Kann man sagen, wie viele Frauen am Bauhaus gearbeitet bzw. studiert haben?

Etwa ein Drittel der Bauhäusler waren weiblichen Geschlechts. Gerade am Anfang gab es sogar sehr viel mehr Frauen als Männer. Das Bauhaus fing mit einem Frauenüberschuss an, denn die Schule wurde ja nach Köpfen bezahlt, und viele Männer kamen erst langsam aus dem Krieg zurück. Um die nötigen Gelder für die Einrichtung der leeren Werkstätten zu bekommen, brauchte das Bauhaus also so viel Studierende wie möglich – egal ob Mann oder Frau. Später wurde dann versucht, die Anzahl der Frauen zu reduzieren, was auch gelang. Als Mies van der Rohe 1930 die Leitung der Schule übernahm, gab es nur noch wenige Frauen, die dort studierten.

 

Warum hat man den Frauenanteil so stark reduziert?

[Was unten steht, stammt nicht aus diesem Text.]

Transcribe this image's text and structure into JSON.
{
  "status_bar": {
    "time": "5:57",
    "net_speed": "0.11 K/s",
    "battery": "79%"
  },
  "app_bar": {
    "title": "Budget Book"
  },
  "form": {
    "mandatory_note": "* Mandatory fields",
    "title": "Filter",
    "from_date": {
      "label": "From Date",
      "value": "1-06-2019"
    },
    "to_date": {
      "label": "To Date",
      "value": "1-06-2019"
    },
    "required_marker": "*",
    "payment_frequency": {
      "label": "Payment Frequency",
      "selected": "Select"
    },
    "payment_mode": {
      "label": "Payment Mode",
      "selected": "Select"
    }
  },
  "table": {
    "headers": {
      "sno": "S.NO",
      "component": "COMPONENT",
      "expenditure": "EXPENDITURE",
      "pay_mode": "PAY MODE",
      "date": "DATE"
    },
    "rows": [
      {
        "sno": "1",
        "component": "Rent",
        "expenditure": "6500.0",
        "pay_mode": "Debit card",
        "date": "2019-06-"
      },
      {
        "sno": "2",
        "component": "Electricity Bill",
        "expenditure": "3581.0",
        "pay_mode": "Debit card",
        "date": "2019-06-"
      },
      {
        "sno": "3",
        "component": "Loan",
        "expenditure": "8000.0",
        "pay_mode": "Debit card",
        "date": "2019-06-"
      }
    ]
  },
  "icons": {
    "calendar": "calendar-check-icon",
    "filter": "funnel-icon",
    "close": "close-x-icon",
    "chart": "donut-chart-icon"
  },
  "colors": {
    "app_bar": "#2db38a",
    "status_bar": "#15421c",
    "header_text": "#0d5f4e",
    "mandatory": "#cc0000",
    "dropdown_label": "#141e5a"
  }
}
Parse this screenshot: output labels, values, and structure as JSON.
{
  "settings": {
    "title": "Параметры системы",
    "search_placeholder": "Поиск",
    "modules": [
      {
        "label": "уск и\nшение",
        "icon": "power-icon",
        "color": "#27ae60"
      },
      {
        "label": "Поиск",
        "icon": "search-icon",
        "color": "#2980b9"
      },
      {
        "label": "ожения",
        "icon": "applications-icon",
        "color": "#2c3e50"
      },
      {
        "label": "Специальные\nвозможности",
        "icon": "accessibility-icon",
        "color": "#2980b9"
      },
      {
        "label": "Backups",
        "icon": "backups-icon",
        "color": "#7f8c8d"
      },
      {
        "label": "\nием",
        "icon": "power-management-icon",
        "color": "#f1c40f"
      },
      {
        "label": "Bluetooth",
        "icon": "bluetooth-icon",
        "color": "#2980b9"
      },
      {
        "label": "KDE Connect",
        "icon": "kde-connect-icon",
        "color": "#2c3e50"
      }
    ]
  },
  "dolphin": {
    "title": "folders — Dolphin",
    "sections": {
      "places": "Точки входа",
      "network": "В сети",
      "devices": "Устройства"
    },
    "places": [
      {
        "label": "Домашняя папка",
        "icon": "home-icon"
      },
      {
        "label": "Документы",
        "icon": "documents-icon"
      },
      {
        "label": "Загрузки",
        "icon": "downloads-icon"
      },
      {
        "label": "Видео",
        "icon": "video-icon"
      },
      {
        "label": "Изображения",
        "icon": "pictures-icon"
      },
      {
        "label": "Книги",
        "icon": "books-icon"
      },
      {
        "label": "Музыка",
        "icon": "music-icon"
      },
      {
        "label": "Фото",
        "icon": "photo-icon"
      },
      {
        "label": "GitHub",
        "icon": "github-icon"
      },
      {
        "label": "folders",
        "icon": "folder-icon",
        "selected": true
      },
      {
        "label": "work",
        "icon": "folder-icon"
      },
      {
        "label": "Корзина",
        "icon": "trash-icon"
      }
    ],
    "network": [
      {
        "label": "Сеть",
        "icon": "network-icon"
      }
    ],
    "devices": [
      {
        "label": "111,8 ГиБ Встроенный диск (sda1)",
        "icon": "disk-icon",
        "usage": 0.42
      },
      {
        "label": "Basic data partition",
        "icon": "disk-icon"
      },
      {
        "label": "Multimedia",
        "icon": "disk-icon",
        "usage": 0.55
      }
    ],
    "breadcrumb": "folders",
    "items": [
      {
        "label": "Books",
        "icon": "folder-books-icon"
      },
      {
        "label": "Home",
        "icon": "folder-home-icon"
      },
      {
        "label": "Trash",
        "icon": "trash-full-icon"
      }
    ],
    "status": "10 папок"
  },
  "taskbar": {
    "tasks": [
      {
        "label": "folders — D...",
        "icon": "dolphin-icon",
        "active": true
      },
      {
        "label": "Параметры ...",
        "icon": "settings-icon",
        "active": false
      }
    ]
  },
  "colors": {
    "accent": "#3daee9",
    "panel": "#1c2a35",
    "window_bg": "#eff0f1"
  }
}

Das Bauhaus war ein Schulexperiment - eine Kombination aus Akademie und Kunstgewerbeschule. Das Kunstgewerbe war einer der wenigen Bereiche, die Frauen damals schon länger offen standen. Seit der Jahrhundertwende hatte es verstärkt den Ruf eine weibliche Tätigkeit zu sein. Damit hatte es einen geringen Status – eine Freizeitbeschäftigung für bürgerliche Frauen eben, die dilettierten. Das Bauhaus hat deshalb versucht, seine männliche Seite stärker zu entwickeln, das Design männlicher zu machen. Das hieß damals zum Beispiel auch, sich auf die harten, männlichen Materialien zu fokussieren wie Holz, Stein und Metall – und die weiblichen Materialien weitgehend zurückzudrängen: Papier (Buchbinderei), Textil (Weberei) oder auch Ton (Töpferei) – all das wurde regelrecht liegengelassen, als das Bauhaus 1925 nach Dessau zog. Da nahm man nur noch die Weberei mit, und von diesem Zeitpunkt an wurde es für Frauen noch viel schwerer, aus der Weberei in eine andere Werkstatt zu wechseln. Man hat sich übrigens auch nie darum bemüht, moderne Künstlerinnen ans Bauhaus zu holen: Hannah Höch zum Beispiel, Sophie Taeuber-Arp oder Sonia Delaunay. Die heute bekanntesten Künstlerinnen der damaligen Zeit waren gerade nicht am Bauhaus.

 

Wie muss man sich den Alltag einer Frau am Bauhaus vorstellen?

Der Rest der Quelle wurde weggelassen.